The electric vehicle battery dilemma
While the number of electric vehicles on the road continues to grow globally each year, the current battery technology can’t keep up. Lithium-ion batteries are the current go-to power source for our electronic devices and electric vehicles.
However, as more and more automakers go electric and advance EV technologies, lithium-ion batteries are developing at a much slower pace. This is due to their chemical and structural limitations. First, they are expensive to manufacture. Additionally, they use liquid electrolyte to move electrons between positive (cathode) and negative (anode) electrodes. This limits not only the range on a single charge, but the speed at which those cells can recharge. More importantly, the combustible liquid approach also limits the materials manufacturers can use.
Lastly, and most importantly is the chemical volatility of lithium-ion batteries. In order for automakers to reach new benchmarks in range and charging speeds, they are packing as many electrodes together on EV platforms as they can to increase energy density. However, this can cause more risk of overheating and explosion as we are seeing from certain battery OEMs.
Solid-state batteries remove the combustible liquid electrolyte from the equation. They instead use solid electrolytes. This technique allows more energy capacity and faster charging. Sounds amazing right? Well for many years this technology was in fact too good to be true. Many startups have promised solid-state, fast charging with outrageous capacity, only to not deliver.
There have been multiple hurdles to overcome in the development of effective solid-state batteries, research Rivian seems to want to contribute to. One major factor is that many of the solid electrolytes tested offer lower ionic conductivity compared to liquid electrolytes in lithium-ion batteries.
Due to solid state components, the electrolytes also cannot completely cover an anode or cathode. To add to that issue, stress brought on by the continuous volume changes can loosen contact, leading to the isolation of anodes and cathodes. So essentially, these solid-state batteries can degrade very quickly if the interior components aren’t just right.
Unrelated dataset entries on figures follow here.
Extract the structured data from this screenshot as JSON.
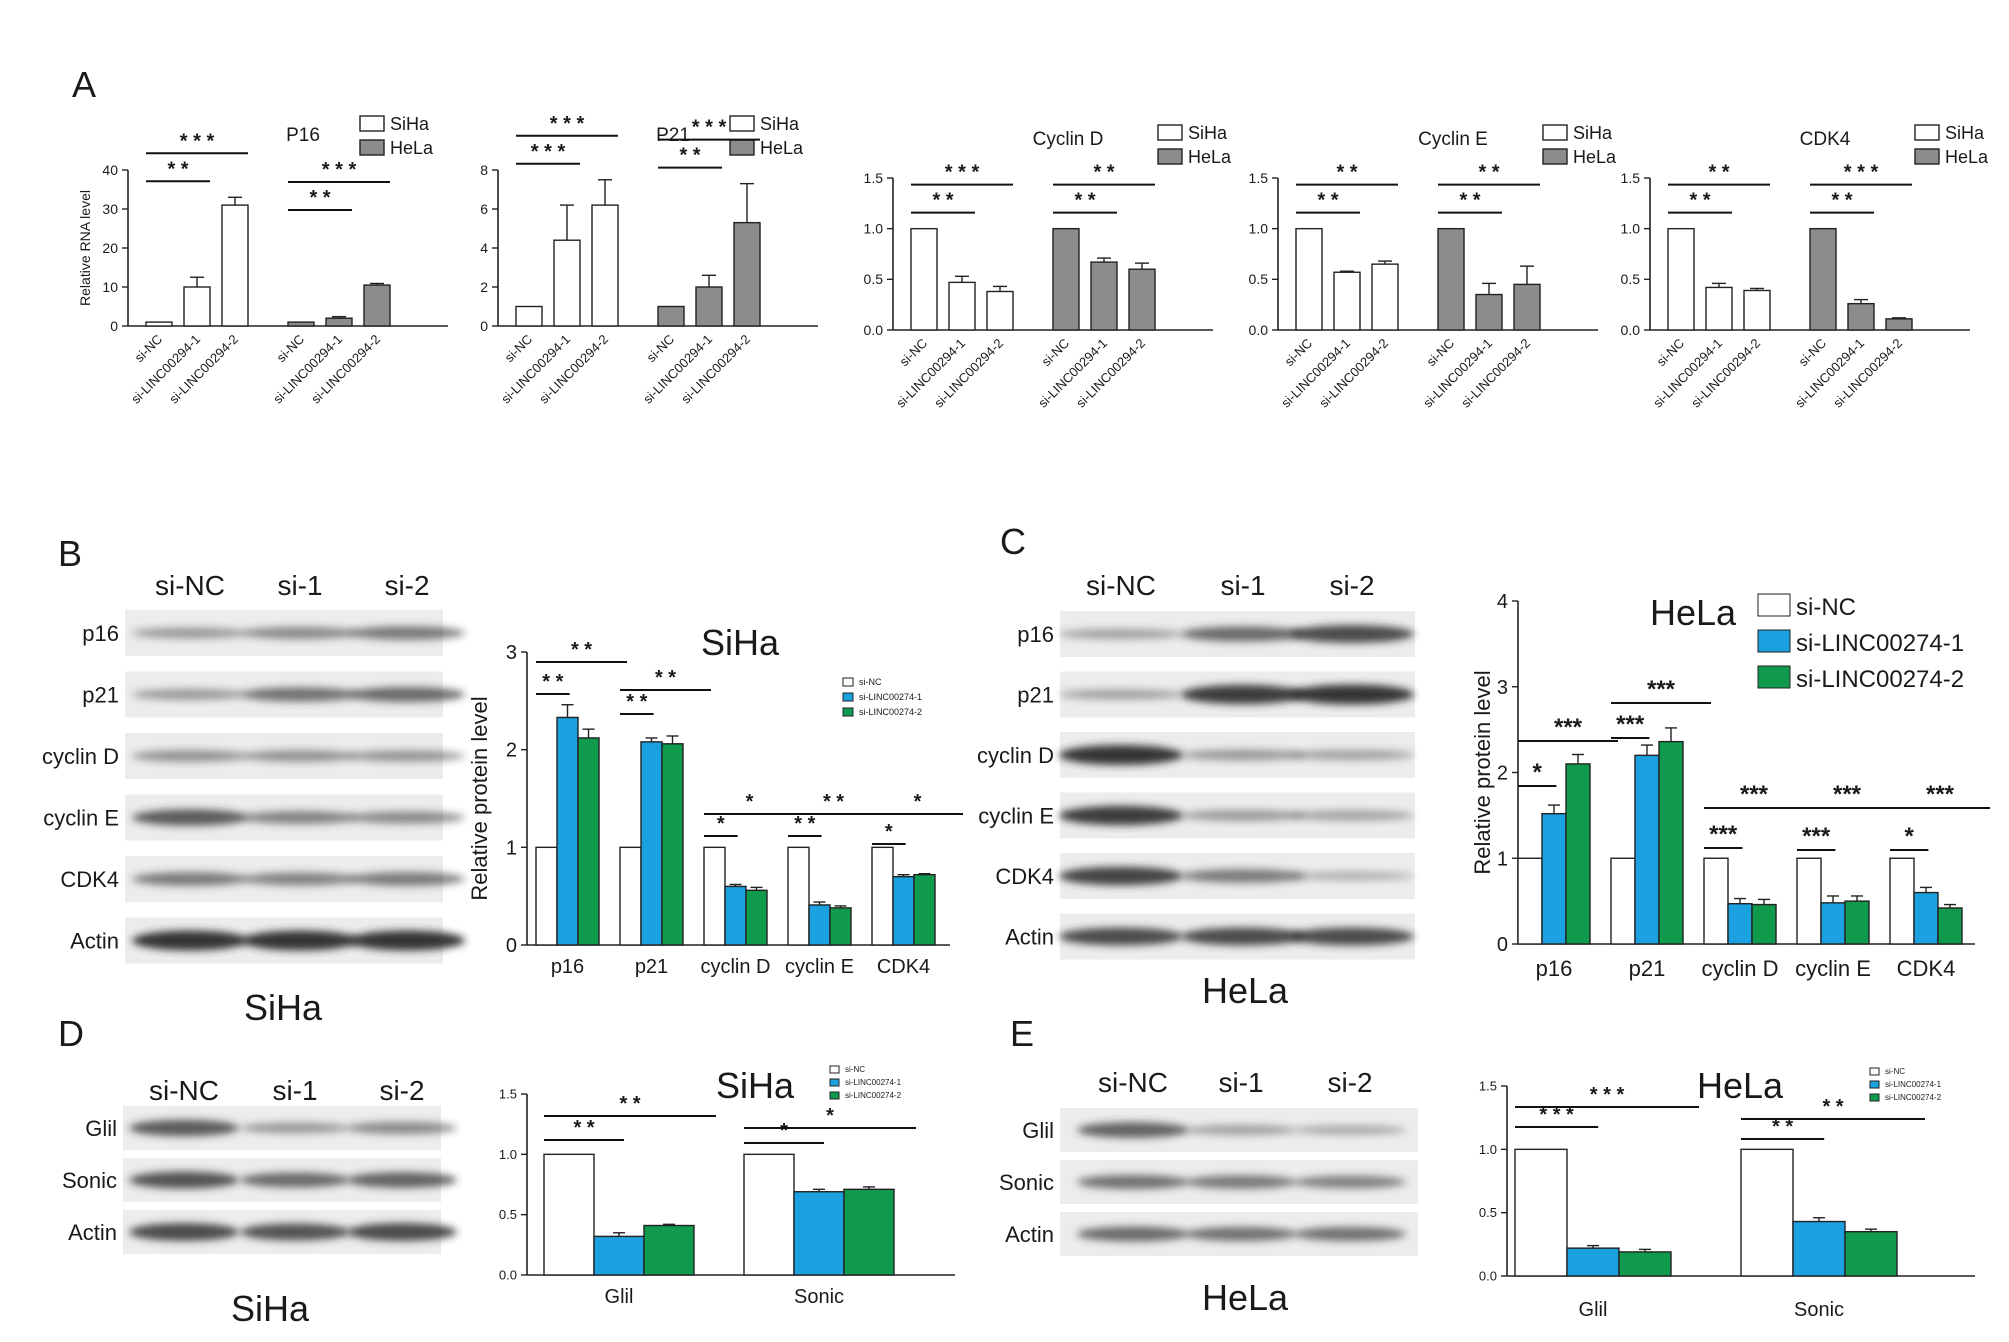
{
  "colors": {
    "siha": "#ffffff",
    "hela": "#8c8c8c",
    "si_nc": "#ffffff",
    "si1": "#1ba0e0",
    "si2": "#0f9a4d",
    "blot_bg": "#ececec",
    "band": "#2b2b2b"
  },
  "panel_letters": [
    "A",
    "B",
    "C",
    "D",
    "E"
  ],
  "chart_data": [
    {
      "id": "A1",
      "type": "bar",
      "title": "P16",
      "ylabel": "Relative RNA level",
      "ylim": [
        0,
        40
      ],
      "yticks": [
        "0",
        "10",
        "20",
        "30",
        "40"
      ],
      "legend": [
        "SiHa",
        "HeLa"
      ],
      "groups": [
        "SiHa",
        "HeLa"
      ],
      "categories": [
        "si-NC",
        "si-LINC00294-1",
        "si-LINC00294-2"
      ],
      "values": [
        [
          1,
          10,
          31
        ],
        [
          1,
          2,
          10.5
        ]
      ],
      "errors": [
        [
          0,
          2.5,
          2
        ],
        [
          0,
          0.4,
          0.4
        ]
      ],
      "sig": [
        [
          "* *",
          "* * *"
        ],
        [
          "* *",
          "* * *"
        ]
      ]
    },
    {
      "id": "A2",
      "type": "bar",
      "title": "P21",
      "ylabel": "",
      "ylim": [
        0,
        8
      ],
      "yticks": [
        "0",
        "2",
        "4",
        "6",
        "8"
      ],
      "legend": [
        "SiHa",
        "HeLa"
      ],
      "groups": [
        "SiHa",
        "HeLa"
      ],
      "categories": [
        "si-NC",
        "si-LINC00294-1",
        "si-LINC00294-2"
      ],
      "values": [
        [
          1,
          4.4,
          6.2
        ],
        [
          1,
          2,
          5.3
        ]
      ],
      "errors": [
        [
          0,
          1.8,
          1.3
        ],
        [
          0,
          0.6,
          2
        ]
      ],
      "sig": [
        [
          "* * *",
          "* * *"
        ],
        [
          "* *",
          "* * *"
        ]
      ]
    },
    {
      "id": "A3",
      "type": "bar",
      "title": "Cyclin D",
      "ylabel": "",
      "ylim": [
        0,
        1.5
      ],
      "yticks": [
        "0.0",
        "0.5",
        "1.0",
        "1.5"
      ],
      "legend": [
        "SiHa",
        "HeLa"
      ],
      "groups": [
        "SiHa",
        "HeLa"
      ],
      "categories": [
        "si-NC",
        "si-LINC00294-1",
        "si-LINC00294-2"
      ],
      "values": [
        [
          1,
          0.47,
          0.38
        ],
        [
          1,
          0.67,
          0.6
        ]
      ],
      "errors": [
        [
          0,
          0.06,
          0.05
        ],
        [
          0,
          0.04,
          0.06
        ]
      ],
      "sig": [
        [
          "* *",
          "* * *"
        ],
        [
          "* *",
          "* *"
        ]
      ]
    },
    {
      "id": "A4",
      "type": "bar",
      "title": "Cyclin E",
      "ylabel": "",
      "ylim": [
        0,
        1.5
      ],
      "yticks": [
        "0.0",
        "0.5",
        "1.0",
        "1.5"
      ],
      "legend": [
        "SiHa",
        "HeLa"
      ],
      "groups": [
        "SiHa",
        "HeLa"
      ],
      "categories": [
        "si-NC",
        "si-LINC00294-1",
        "si-LINC00294-2"
      ],
      "values": [
        [
          1,
          0.57,
          0.65
        ],
        [
          1,
          0.35,
          0.45
        ]
      ],
      "errors": [
        [
          0,
          0.01,
          0.03
        ],
        [
          0,
          0.11,
          0.18
        ]
      ],
      "sig": [
        [
          "* *",
          "* *"
        ],
        [
          "* *",
          "* *"
        ]
      ]
    },
    {
      "id": "A5",
      "type": "bar",
      "title": "CDK4",
      "ylabel": "",
      "ylim": [
        0,
        1.5
      ],
      "yticks": [
        "0.0",
        "0.5",
        "1.0",
        "1.5"
      ],
      "legend": [
        "SiHa",
        "HeLa"
      ],
      "groups": [
        "SiHa",
        "HeLa"
      ],
      "categories": [
        "si-NC",
        "si-LINC00294-1",
        "si-LINC00294-2"
      ],
      "values": [
        [
          1,
          0.42,
          0.39
        ],
        [
          1,
          0.26,
          0.11
        ]
      ],
      "errors": [
        [
          0,
          0.04,
          0.02
        ],
        [
          0,
          0.04,
          0.01
        ]
      ],
      "sig": [
        [
          "* *",
          "* *"
        ],
        [
          "* *",
          "* * *"
        ]
      ]
    },
    {
      "id": "B",
      "type": "bar",
      "title": "SiHa",
      "ylabel": "Relative protein level",
      "ylim": [
        0,
        3
      ],
      "yticks": [
        "0",
        "1",
        "2",
        "3"
      ],
      "legend": [
        "si-NC",
        "si-LINC00274-1",
        "si-LINC00274-2"
      ],
      "categories": [
        "p16",
        "p21",
        "cyclin D",
        "cyclin E",
        "CDK4"
      ],
      "series": [
        {
          "name": "si-NC",
          "values": [
            1,
            1,
            1,
            1,
            1
          ]
        },
        {
          "name": "si-LINC00274-1",
          "values": [
            2.33,
            2.08,
            0.6,
            0.41,
            0.7
          ]
        },
        {
          "name": "si-LINC00274-2",
          "values": [
            2.12,
            2.06,
            0.56,
            0.38,
            0.72
          ]
        }
      ],
      "errors": [
        [
          0,
          0,
          0,
          0,
          0
        ],
        [
          0.13,
          0.04,
          0.02,
          0.03,
          0.02
        ],
        [
          0.09,
          0.08,
          0.03,
          0.02,
          0.01
        ]
      ],
      "sig": [
        [
          "* *",
          "* *"
        ],
        [
          "* *",
          "* *"
        ],
        [
          "*",
          "*"
        ],
        [
          "* *",
          "* *"
        ],
        [
          "*",
          "*"
        ]
      ]
    },
    {
      "id": "C",
      "type": "bar",
      "title": "HeLa",
      "ylabel": "Relative protein level",
      "ylim": [
        0,
        4
      ],
      "yticks": [
        "0",
        "1",
        "2",
        "3",
        "4"
      ],
      "legend": [
        "si-NC",
        "si-LINC00274-1",
        "si-LINC00274-2"
      ],
      "categories": [
        "p16",
        "p21",
        "cyclin D",
        "cyclin E",
        "CDK4"
      ],
      "series": [
        {
          "name": "si-NC",
          "values": [
            1,
            1,
            1,
            1,
            1
          ]
        },
        {
          "name": "si-LINC00274-1",
          "values": [
            1.52,
            2.2,
            0.47,
            0.48,
            0.6
          ]
        },
        {
          "name": "si-LINC00274-2",
          "values": [
            2.1,
            2.36,
            0.46,
            0.5,
            0.42
          ]
        }
      ],
      "errors": [
        [
          0,
          0,
          0,
          0,
          0
        ],
        [
          0.1,
          0.12,
          0.06,
          0.08,
          0.06
        ],
        [
          0.11,
          0.16,
          0.06,
          0.06,
          0.04
        ]
      ],
      "sig": [
        [
          "*",
          "***"
        ],
        [
          "***",
          "***"
        ],
        [
          "***",
          "***"
        ],
        [
          "***",
          "***"
        ],
        [
          "*",
          "***"
        ]
      ]
    },
    {
      "id": "D",
      "type": "bar",
      "title": "SiHa",
      "ylabel": "",
      "ylim": [
        0,
        1.5
      ],
      "yticks": [
        "0.0",
        "0.5",
        "1.0",
        "1.5"
      ],
      "legend": [
        "si-NC",
        "si-LINC00274-1",
        "si-LINC00274-2"
      ],
      "categories": [
        "Glil",
        "Sonic"
      ],
      "series": [
        {
          "name": "si-NC",
          "values": [
            1,
            1
          ]
        },
        {
          "name": "si-LINC00274-1",
          "values": [
            0.32,
            0.69
          ]
        },
        {
          "name": "si-LINC00274-2",
          "values": [
            0.41,
            0.71
          ]
        }
      ],
      "errors": [
        [
          0,
          0
        ],
        [
          0.03,
          0.02
        ],
        [
          0.01,
          0.02
        ]
      ],
      "sig": [
        [
          "* *",
          "* *"
        ],
        [
          "*",
          "*"
        ]
      ]
    },
    {
      "id": "E",
      "type": "bar",
      "title": "HeLa",
      "ylabel": "",
      "ylim": [
        0,
        1.5
      ],
      "yticks": [
        "0.0",
        "0.5",
        "1.0",
        "1.5"
      ],
      "legend": [
        "si-NC",
        "si-LINC00274-1",
        "si-LINC00274-2"
      ],
      "categories": [
        "Glil",
        "Sonic"
      ],
      "series": [
        {
          "name": "si-NC",
          "values": [
            1,
            1
          ]
        },
        {
          "name": "si-LINC00274-1",
          "values": [
            0.22,
            0.43
          ]
        },
        {
          "name": "si-LINC00274-2",
          "values": [
            0.19,
            0.35
          ]
        }
      ],
      "errors": [
        [
          0,
          0
        ],
        [
          0.02,
          0.03
        ],
        [
          0.02,
          0.02
        ]
      ],
      "sig": [
        [
          "* * *",
          "* * *"
        ],
        [
          "* *",
          "* *"
        ]
      ]
    }
  ],
  "blots": [
    {
      "id": "B",
      "caption": "SiHa",
      "lanes": [
        "si-NC",
        "si-1",
        "si-2"
      ],
      "rows": [
        {
          "label": "p16",
          "intensity": [
            0.35,
            0.45,
            0.55
          ]
        },
        {
          "label": "p21",
          "intensity": [
            0.35,
            0.6,
            0.65
          ]
        },
        {
          "label": "cyclin D",
          "intensity": [
            0.4,
            0.4,
            0.38
          ]
        },
        {
          "label": "cyclin E",
          "intensity": [
            0.75,
            0.5,
            0.45
          ]
        },
        {
          "label": "CDK4",
          "intensity": [
            0.55,
            0.5,
            0.55
          ]
        },
        {
          "label": "Actin",
          "intensity": [
            1.0,
            1.0,
            1.0
          ]
        }
      ]
    },
    {
      "id": "C",
      "caption": "HeLa",
      "lanes": [
        "si-NC",
        "si-1",
        "si-2"
      ],
      "rows": [
        {
          "label": "p16",
          "intensity": [
            0.3,
            0.65,
            0.85
          ]
        },
        {
          "label": "p21",
          "intensity": [
            0.3,
            0.95,
            1.0
          ]
        },
        {
          "label": "cyclin D",
          "intensity": [
            1.0,
            0.35,
            0.3
          ]
        },
        {
          "label": "cyclin E",
          "intensity": [
            0.95,
            0.35,
            0.3
          ]
        },
        {
          "label": "CDK4",
          "intensity": [
            0.9,
            0.55,
            0.2
          ]
        },
        {
          "label": "Actin",
          "intensity": [
            0.85,
            0.85,
            0.85
          ]
        }
      ]
    },
    {
      "id": "D",
      "caption": "SiHa",
      "lanes": [
        "si-NC",
        "si-1",
        "si-2"
      ],
      "rows": [
        {
          "label": "Glil",
          "intensity": [
            0.75,
            0.35,
            0.45
          ]
        },
        {
          "label": "Sonic",
          "intensity": [
            0.8,
            0.65,
            0.7
          ]
        },
        {
          "label": "Actin",
          "intensity": [
            0.85,
            0.8,
            0.85
          ]
        }
      ]
    },
    {
      "id": "E",
      "caption": "HeLa",
      "lanes": [
        "si-NC",
        "si-1",
        "si-2"
      ],
      "rows": [
        {
          "label": "Glil",
          "intensity": [
            0.7,
            0.3,
            0.25
          ]
        },
        {
          "label": "Sonic",
          "intensity": [
            0.6,
            0.55,
            0.5
          ]
        },
        {
          "label": "Actin",
          "intensity": [
            0.65,
            0.6,
            0.6
          ]
        }
      ]
    }
  ]
}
Recently, however, certain companies appear to have overcome most if not all of these issues. Quantumscape for example, claims to have a proprietary, ceramic-based design that will make solid-state batteries viable. It seems Rivian feels it’s the right time to do some R&D of its own for solid-state batteries. If successful, the transition could be a game-changer for the young EV manufacturer.
It’s encouraging to see a young(er) EV manufacturer like Rivian already making moves to develop solid-state technologies. It shows foresight on Rivian’s part and could offer great solutions for faster charging and larger capacities in future models.
To what extent Rivian is diving into this research remains unclear at this point. What is clear is Rivian is starting with a team of five experts to get the solid electrolyte ball moving. The decision to recruit near Silicon Valley feels like the wisest choice too. There they will likely find the most savvy pool of battery cell engineers. Perhaps even some that have experience working at other companies like Quantumscape.
It will also be interesting to see if the solid-state battery operation stays at Rivian’s Palo Alto office, or if it eventually moves the pending team elsewhere. Either way, Rivian looks to be in the EV game for the long haul. Perhaps an even longer haul if Rivian can successfully scale solid-state batteries.